After finally winning permission in May from the Canadian government to publish Canadian books, rather than just marketing titles from the U.S. and U.K., Simon & Schuster Canada is gearing up to release its first domestic list under the direction of Kevin Hanson. An industry veteran who has headed the company for the last eight years as president, Hanson was appointed publisher as well earlier this month. Along with Alison Clarke, who was promoted to associate publisher, and Phyllis Bruce, who has been named editor of Phyllis Bruce Editions, Hanson will work to acquire books for S&S’s new Canadian publishing program.
Its first list for this fall is small—just three books—but Hanson pointed out that the government only lifted the restriction against S&S Canada publishing Canadian books a couple of months ago. (S&S had been forbidden to publish Canadian books under foreign-investment rules intended to protect Canadian cultural industries from being overwhelmed by foreign-owned companies; Random House, Penguin, and HarperCollins were all established in Canada early enough to be grandfathered out of the restriction.) “I’m really proud of the three [titles]we’re going to market with,” said Hanson, adding that the list will grow organically over time. He hopes that Canadian authors such as Robert Rotenberg and Kevin Sylvester, whom he has directed to Simon & Schuster in the U.S. in recent years, will migrate back across the border for subsequent contracts.
In fact, S&S Canada worked with the house’s U.S. division to acquire North American rights to two of the titles in the list before the restriction against a Canadian publishing program was lifted. One, slated for November, was written by the current Canadian prime minister, Stephen Harper. The name of the book has yet to be announced, but Hanson said it is about the history of hockey, the rise of professional hockey, and the beginnings of the Toronto Maple Leafs. “That will be one of the first books that we have on our Simon & Schuster Canada list, which is an auspicious beginning I think,” said Hanson.
The second book, titled A House in the Sky, is a memoir by Amanda Lindhout, a young Canadian journalist who was kidnapped in Somalia in 2008 and held in captivity there for 15 months. It will be published throughout North America in September. “I’m really convinced that A House in the Sky is a book that people in reading groups in Canada and around the world are going to be reading for a long, long time,” said Hanson, adding that there has already been a lot of media interest in the U.S. and in Canada.

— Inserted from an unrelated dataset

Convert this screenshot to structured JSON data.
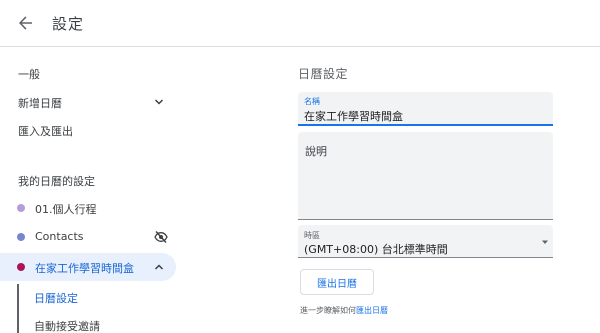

The third book in the list is an ambitious debut novel from Toronto writer Ian Thornton. The Great and Calamitous Tale of Johan Thoms is a historical novel about the chauffeur of Archduke Franz Ferdinand of Austria, set on the day when the archduke was assassinated in Sarajevo. “That starts us off on this adventure with Johan, who, after this assassination, feels that he’s caused the beginning of World War I,” noted Hanson. The publisher said he fell in love with the book as soon as he received it from Westwood Creative Artists agency.
Even though S&S Canada had been prevented from publishing Canadian books, the company has been expanding its sales and marketing capacity in Canada. Hanson said that when he joined S&S Canada in 2005, it was doing about 12 author tours a year; now there are about 80. “To find an audience, authors need that kind of support these days. In our program, there’s going to be a lot of author care, a lot of author publicity and support on that front,” he said. “I think we’ve proven that we can build bestsellers in Canada,” he added, mentioning author Kate Morton as an example. Her books have sold between 400,000 and 500,000 copies in Canada.
S&S entered the Canadian market when it bought Distican in 2002. Hanson said the company respected the limitations that the Canadian Department of Heritage placed on the sale, but in 2010 the government opened up a review of its foreign-investment policy for publishing. “We made it very clear at that time that not only did we want to invest in Canada and Canadian authors and in our own team here at Simon & Schuster Canada,” said Hanson, “but that it was good for the marketplace itself to give authors choice as to who they could be published by.” The merger of Penguin and Random House may also have helped S&S Canada get into publishing. “I think that the timing was right,” said Hanson. “The number of choices for authors in Canada has been mitigated over the last number of years by the demise of some of the medium-sized publishing companies here, and consolidation has exacerbated that, so I think our emergence is a very good thing and a healthy thing for the Canadian sector.”
Even though Hanson’s background is in sales and marketing, he is excited about acquiring and helping to build the Canadian publishing program.
“Publishing is about finding stories and believing in writers, and that happens on the editorial side, but it also happens in the publicity area, in the marketing area, in the sales area, in the production area, in the design area,” he said. “I’ve been a champion of authors from around the world in Canada. Now I’m happy to be able to, in part, become that champion for Canadian writers, which is something I’ve always wanted to do here at Simon & Schuster.”